The proposed amendments, Nos. 756 through 759, were submitted by Councilman Patrick Dowd (D-7th district) on Sept. 24 (see Shale Daily, Sept. 26). On Wednesday, the amendments passed the muster of the city’s standing committee.

“I think it’s important that we have this legislation before us now,” Dowd said Wednesday. “It’s the first time in many, many, months that we’re legally allowed to do this. It’s an opportunity for us to make a political statement that we believe in zoning. Most importantly, it’s an opportunity for us to consider a bill, or a set of bills, which are designed to protect the health and safety of citizens and due process of property owners.”

If approved by the planning commission, at least one public hearing would need to be held on the proposals.

The city council voted to ban fracking in 2010 (see Shale Daily, Nov. 17, 2010). Pittsburgh Mayor Luke Ravenstahl favors the ban’s repeal, but City Council President Darlene Harris supports the ban and said she won’t bring it up for a repeal vote. She also backed filing a legal brief in support of the municipalities fighting Act 13, Pennsylvania’s omnibus Marcellus Shale law, in court (see Shale Daily, Sept. 19; Sept. 13).

“In 2010 we were shocked to learn that gas companies were leasing land,” Dowd said. “And at that time, we went as council members to those companies and tried to talk with them to try to understand what was going on. These companies weren’t the Chevrons and the Exxons… these were smaller folks. And they were unwilling to discuss with us anything that they were doing and they were unwilling to state their intentions. And as a council, there was a lot of sentiment regarding a ban. And at that time, I shared that sentiment because there was a lot of anxiety and confusion about what was going on then.”

Councilwoman Theresa Kail-Smith (D-2nd district) said she supported job creation but had some continuing concerns.

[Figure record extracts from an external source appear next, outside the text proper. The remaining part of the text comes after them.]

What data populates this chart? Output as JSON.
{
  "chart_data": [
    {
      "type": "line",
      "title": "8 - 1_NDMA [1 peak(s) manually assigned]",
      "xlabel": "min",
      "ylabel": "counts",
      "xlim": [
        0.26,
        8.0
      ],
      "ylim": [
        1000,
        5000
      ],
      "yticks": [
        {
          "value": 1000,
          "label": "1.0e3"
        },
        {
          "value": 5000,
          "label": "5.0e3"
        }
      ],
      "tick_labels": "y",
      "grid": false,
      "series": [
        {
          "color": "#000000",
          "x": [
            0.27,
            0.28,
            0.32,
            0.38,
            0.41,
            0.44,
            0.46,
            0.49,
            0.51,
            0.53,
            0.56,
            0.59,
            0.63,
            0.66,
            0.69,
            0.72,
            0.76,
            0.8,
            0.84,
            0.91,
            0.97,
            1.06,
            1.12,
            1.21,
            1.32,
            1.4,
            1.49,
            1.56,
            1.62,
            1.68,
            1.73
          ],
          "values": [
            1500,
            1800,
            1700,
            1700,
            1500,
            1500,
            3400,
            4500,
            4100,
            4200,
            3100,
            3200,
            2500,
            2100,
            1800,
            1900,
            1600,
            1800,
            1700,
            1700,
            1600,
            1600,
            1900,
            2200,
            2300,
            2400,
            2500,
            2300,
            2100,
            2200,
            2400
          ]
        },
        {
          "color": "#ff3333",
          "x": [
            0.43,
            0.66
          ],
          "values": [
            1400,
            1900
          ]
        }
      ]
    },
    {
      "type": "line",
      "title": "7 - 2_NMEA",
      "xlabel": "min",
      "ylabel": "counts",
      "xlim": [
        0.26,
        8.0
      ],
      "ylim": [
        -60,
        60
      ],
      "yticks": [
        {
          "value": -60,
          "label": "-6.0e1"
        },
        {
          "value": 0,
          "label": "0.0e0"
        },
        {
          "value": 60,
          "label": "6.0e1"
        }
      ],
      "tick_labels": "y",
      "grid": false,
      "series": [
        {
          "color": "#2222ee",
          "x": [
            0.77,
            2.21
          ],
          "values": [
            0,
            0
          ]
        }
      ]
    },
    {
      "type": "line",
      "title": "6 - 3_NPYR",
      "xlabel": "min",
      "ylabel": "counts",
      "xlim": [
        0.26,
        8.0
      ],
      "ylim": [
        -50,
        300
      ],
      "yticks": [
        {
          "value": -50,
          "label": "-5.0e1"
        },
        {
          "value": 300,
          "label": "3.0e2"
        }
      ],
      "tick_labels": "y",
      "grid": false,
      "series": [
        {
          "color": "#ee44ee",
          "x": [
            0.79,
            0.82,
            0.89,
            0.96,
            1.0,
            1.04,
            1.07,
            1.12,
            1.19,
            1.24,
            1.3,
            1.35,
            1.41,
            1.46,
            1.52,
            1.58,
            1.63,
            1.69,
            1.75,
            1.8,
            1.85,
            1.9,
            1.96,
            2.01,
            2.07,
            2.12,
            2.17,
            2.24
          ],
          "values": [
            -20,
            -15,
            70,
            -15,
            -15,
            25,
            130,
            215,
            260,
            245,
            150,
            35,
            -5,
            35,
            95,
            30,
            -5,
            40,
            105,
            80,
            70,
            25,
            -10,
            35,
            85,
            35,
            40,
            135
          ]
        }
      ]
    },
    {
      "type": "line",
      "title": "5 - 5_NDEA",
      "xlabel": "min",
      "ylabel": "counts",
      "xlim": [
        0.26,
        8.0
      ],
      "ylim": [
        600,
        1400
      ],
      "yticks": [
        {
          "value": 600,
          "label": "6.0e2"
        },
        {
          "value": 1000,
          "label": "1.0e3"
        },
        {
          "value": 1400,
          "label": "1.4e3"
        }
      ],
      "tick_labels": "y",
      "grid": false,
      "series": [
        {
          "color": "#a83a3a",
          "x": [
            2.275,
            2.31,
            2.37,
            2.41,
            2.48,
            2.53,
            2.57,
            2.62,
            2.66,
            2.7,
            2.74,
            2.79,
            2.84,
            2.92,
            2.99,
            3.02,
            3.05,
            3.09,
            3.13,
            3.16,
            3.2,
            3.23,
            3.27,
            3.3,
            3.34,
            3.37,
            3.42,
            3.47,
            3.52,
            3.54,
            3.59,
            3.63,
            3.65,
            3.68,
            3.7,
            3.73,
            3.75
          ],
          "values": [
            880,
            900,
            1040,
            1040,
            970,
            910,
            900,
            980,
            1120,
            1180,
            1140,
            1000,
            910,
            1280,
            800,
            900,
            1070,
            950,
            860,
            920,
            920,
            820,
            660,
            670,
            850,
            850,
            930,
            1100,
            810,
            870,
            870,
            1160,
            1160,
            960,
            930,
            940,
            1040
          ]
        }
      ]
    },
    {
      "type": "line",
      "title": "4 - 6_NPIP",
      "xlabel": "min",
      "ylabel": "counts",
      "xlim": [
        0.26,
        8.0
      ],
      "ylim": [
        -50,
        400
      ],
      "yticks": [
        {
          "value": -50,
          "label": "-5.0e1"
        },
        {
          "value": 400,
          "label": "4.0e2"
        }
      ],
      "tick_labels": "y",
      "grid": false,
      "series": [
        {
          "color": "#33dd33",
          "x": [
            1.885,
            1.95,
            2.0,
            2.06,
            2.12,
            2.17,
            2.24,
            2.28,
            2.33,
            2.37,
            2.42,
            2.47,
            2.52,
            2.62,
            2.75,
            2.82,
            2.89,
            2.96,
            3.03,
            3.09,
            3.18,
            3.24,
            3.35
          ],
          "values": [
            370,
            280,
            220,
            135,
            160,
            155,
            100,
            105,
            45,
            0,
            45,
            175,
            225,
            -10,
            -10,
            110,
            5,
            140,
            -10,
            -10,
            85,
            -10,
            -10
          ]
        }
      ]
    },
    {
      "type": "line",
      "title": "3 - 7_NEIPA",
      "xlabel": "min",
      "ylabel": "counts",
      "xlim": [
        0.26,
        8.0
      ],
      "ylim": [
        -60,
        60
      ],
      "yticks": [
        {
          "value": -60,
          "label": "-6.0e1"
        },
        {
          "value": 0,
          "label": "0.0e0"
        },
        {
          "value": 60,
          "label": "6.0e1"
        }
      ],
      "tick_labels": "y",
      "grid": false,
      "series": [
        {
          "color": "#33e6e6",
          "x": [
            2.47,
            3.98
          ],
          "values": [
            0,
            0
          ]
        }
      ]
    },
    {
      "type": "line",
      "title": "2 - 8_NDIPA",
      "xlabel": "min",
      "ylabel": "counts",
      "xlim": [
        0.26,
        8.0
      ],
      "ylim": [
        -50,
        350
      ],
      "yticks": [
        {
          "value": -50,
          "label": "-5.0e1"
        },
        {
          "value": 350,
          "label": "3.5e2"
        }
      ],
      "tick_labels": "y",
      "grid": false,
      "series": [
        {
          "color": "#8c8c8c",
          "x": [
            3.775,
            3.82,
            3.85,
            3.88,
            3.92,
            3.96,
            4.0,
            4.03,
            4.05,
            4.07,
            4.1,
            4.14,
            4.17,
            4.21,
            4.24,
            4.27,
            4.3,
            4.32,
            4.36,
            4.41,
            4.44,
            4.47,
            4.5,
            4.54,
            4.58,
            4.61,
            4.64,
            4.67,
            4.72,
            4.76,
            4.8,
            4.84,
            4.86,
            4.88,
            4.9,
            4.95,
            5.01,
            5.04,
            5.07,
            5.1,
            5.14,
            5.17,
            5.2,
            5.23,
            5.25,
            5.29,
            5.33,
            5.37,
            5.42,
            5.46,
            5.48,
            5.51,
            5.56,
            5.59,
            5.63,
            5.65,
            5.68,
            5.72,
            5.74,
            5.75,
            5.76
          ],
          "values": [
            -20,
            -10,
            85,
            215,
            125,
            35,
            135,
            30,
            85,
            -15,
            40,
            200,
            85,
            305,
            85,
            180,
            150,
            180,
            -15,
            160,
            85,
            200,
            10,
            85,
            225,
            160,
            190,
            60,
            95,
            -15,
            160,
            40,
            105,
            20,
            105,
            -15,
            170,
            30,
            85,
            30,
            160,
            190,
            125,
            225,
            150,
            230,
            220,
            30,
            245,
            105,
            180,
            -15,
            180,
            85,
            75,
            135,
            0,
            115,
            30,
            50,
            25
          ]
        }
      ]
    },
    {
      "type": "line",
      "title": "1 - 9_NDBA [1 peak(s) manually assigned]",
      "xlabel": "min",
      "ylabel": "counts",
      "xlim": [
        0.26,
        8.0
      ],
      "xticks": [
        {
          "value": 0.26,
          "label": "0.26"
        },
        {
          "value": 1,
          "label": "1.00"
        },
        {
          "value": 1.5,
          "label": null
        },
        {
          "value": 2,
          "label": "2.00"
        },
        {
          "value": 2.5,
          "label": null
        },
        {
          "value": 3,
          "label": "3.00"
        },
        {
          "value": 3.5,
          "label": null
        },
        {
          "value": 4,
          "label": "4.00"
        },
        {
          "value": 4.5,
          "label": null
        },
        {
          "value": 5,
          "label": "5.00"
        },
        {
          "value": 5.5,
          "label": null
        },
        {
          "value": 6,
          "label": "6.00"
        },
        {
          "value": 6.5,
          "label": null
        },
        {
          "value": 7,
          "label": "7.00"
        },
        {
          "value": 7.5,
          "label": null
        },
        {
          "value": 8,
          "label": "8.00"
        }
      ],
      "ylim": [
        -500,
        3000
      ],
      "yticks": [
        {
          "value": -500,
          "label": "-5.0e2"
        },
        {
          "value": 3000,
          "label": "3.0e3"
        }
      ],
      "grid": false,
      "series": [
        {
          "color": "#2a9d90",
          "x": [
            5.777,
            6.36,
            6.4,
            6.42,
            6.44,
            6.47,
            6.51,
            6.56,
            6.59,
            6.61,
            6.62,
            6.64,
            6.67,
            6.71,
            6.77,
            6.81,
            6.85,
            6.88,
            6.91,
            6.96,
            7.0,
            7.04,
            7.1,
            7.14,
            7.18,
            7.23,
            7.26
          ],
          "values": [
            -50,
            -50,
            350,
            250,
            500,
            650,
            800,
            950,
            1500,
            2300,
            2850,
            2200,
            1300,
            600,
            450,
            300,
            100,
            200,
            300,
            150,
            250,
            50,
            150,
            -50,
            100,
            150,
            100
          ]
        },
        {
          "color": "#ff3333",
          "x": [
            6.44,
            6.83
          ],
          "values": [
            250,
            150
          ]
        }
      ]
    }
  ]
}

“I have not had one conversation with the mayor about lifting the ban,” Kail-Smith said Wednesday, adding that she thought it was “fascinating that we haven’t heard from any of the drilling companies.

“There’s a lot of concern here…[but] I also don’t want to miss the opportunity for jobs in the City of Pittsburgh. In this economy we want to see people working. I just have some issues with the whole drilling in general, to be honest with you, but I think that it’s worth a conversation.”

Ricky Burgess (D-9th district) concurred and said he supported Dowd’s proposals. “I am nuanced about extraction in general,” he said. “I think there are places, perhaps, where [drilling] is appropriate. But I am convinced, without a shadow of a doubt, that drilling should not occur within the city limits. Not for the next 20 or 30 years, it should not.

“I think this is a reasoned approach. Unfortunately, on this issue a lot of rhetoric replaces reason. And unfortunately there are some who fear monger for whatever reason.”

Harris said she was “looking” at Dowd’s proposals, but didn’t indicate whether she supported them or was opposed. She repeated that she favored the current ban.

“I’ve never been against any industry,” Harris said. “However, every industry that I know has had regulations. For some reason, this industry has not had the regulations.”